Chris Brogan provides strategy and skills for the modern business. He is CEO of Owner Media Group, a sought after public speaker, and the New York Times bestselling author of nine books and working on his tenth. Ask him about it! Learn more about him at chrisbrogan.com.
His book, The Freaks Shall Inherit The Earth, was an easy read and put a lot of spotlight on the ways in which people can create a business out of their own weirdness. I loved it.
Also Check out the interview I did with Chris Brogan at the bottom of the page when you’re done with the review!
You’re A Freak If…
In the very first pages of the book, Brogan lets us know his definition of the word freak, and I don’t disagree with him at all. If any of the following pertain to you, you’re a freak.
You don’t fit in without some serious effort.
You are not a big fan of settling or compromising.
You’re looking for a way to allow your weirdness to be an asset, and not as the deficit that people have tried to convince you it is.
Now, with weirdness being loosely defined, I would use that last bullet point to define myself as a freak. I started a blog, that’s weird. I read an average of one book a week, that’s weird.
Brogan lists some things that must be discontinued in your life if you want to turn that freakiness into a business, no matter how much of a freak you are.

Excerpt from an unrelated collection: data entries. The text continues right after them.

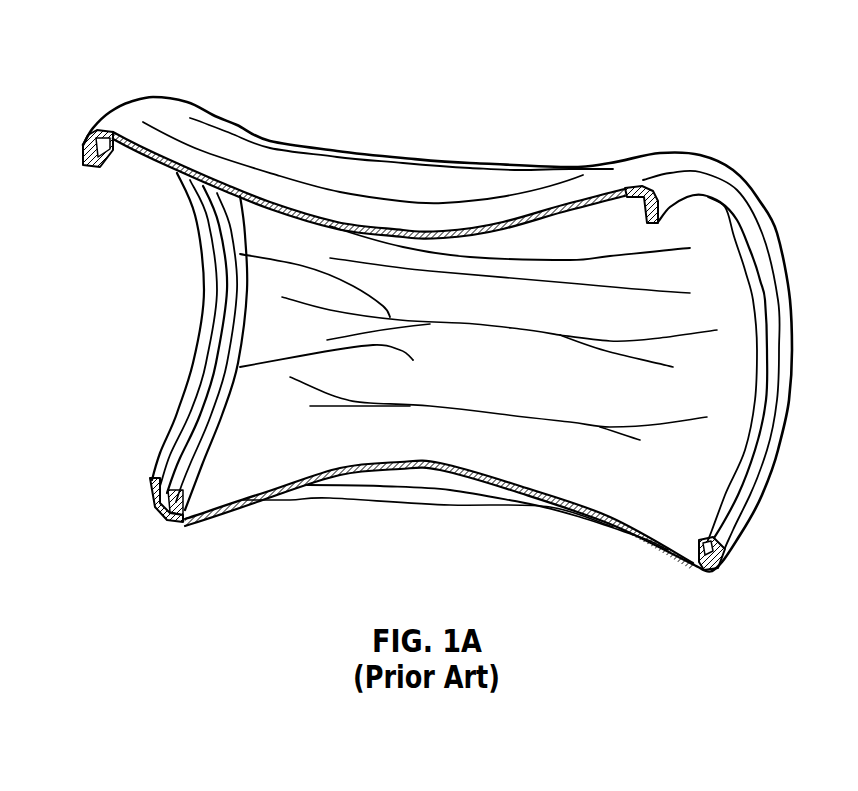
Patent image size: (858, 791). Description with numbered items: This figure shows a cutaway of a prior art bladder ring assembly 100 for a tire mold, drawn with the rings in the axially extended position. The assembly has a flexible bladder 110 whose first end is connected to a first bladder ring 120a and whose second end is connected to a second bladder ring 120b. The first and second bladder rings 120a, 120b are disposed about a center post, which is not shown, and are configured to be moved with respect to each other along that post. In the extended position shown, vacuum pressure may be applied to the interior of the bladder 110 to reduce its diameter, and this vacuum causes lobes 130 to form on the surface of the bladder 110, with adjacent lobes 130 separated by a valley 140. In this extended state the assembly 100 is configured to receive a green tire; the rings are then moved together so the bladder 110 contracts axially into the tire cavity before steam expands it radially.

The bladder ring assembly 100 is at (647, 104).
The flexible bladder 110 is at (346, 150).
The first bladder ring 120a is at (192, 468).
The second bladder ring 120b is at (723, 517).
The lobes 130 is at (240, 254).
The valley 140 is at (240, 367).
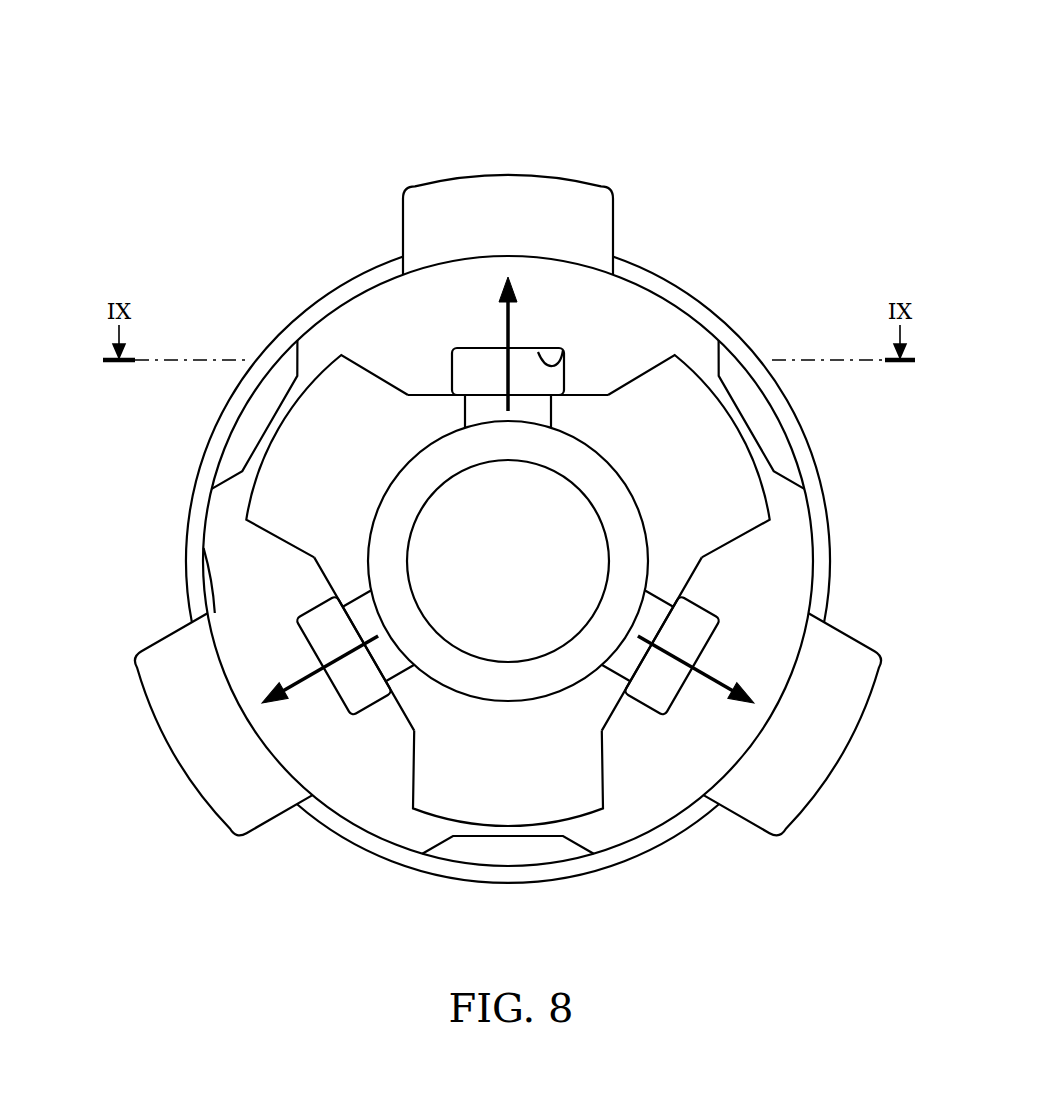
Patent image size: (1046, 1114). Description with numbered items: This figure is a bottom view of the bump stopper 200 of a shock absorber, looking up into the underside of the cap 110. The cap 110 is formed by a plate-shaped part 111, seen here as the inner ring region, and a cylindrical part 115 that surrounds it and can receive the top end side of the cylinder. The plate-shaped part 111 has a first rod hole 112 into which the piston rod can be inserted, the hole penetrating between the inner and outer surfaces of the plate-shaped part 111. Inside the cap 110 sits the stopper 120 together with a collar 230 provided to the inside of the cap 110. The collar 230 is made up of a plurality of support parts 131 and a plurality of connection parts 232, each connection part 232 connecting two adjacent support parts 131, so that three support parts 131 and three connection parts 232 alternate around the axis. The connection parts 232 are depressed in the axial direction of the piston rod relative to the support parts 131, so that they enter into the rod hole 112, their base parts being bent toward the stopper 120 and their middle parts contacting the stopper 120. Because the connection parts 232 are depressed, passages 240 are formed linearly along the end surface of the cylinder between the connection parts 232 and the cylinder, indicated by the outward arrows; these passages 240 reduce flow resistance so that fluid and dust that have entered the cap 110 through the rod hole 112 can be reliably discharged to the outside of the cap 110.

The bump stopper 200 is at (233, 108).
The cap 110 is at (185, 568).
The plate-shaped part 111 is at (232, 585).
The first rod hole 112 is at (565, 350).
The cylindrical part 115 is at (205, 497).
The stopper 120 is at (563, 447).
The support parts 131 is at (342, 385).
The collar 230 is at (249, 512).
The connection parts 232 is at (482, 405).
The passages 240 is at (483, 340).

Watching TV. Granted, I am somewhat a Netflix junkie, I don’t just randomly spend hours on end watching it if I have other important things that need to be done. I have a to-do list for every day and once that list is finished, then I am free to get on with my shows.
“Keeping Up.” Pay attention only to what and who is important to you. I doubt that includes the Kardashians.
Following everyone who follows you on social media. More or less goes hand in hand with the previous.
Living up to others’ expectations. This may be my favorite from the “quit list.” Don’t worry what other people think about you or your weirdness and don’t bother trying to fit into the box they put you in.
Meetings. Probably the most useful nugget I picked up from this book is to keep meetings at 20 minutes or less unless you are getting paid. I actually try my best to plan my entire daily to-do list in 20-minute increments.
Gossip. I can’t stand it. Well before reading this book I have been an advocate of not talking about other people when they aren’t around. It doesn’t make you look better than them. It’s really just another form of bullying if you ask me. Talk about important stuff.
Hoping the world will like you. Who cares?
Doing stuff out of a sense of obligation. This one was a little confusing. I had to read it a few times to understand. Basically, don’t do things because you feel like you have to. Figure out if you have to or not and then act accordingly.
Buying dumb things. I’m still working on this.
Man, there is still so much to this book that I haven’t covered. Brogan goes over different business models you can use, planning for your future, different skills you need to acquire, etc. I learned a lot more than I expected to from this one. I’d have to say my favorite section of the book is where Brogan goes over sketching a business model.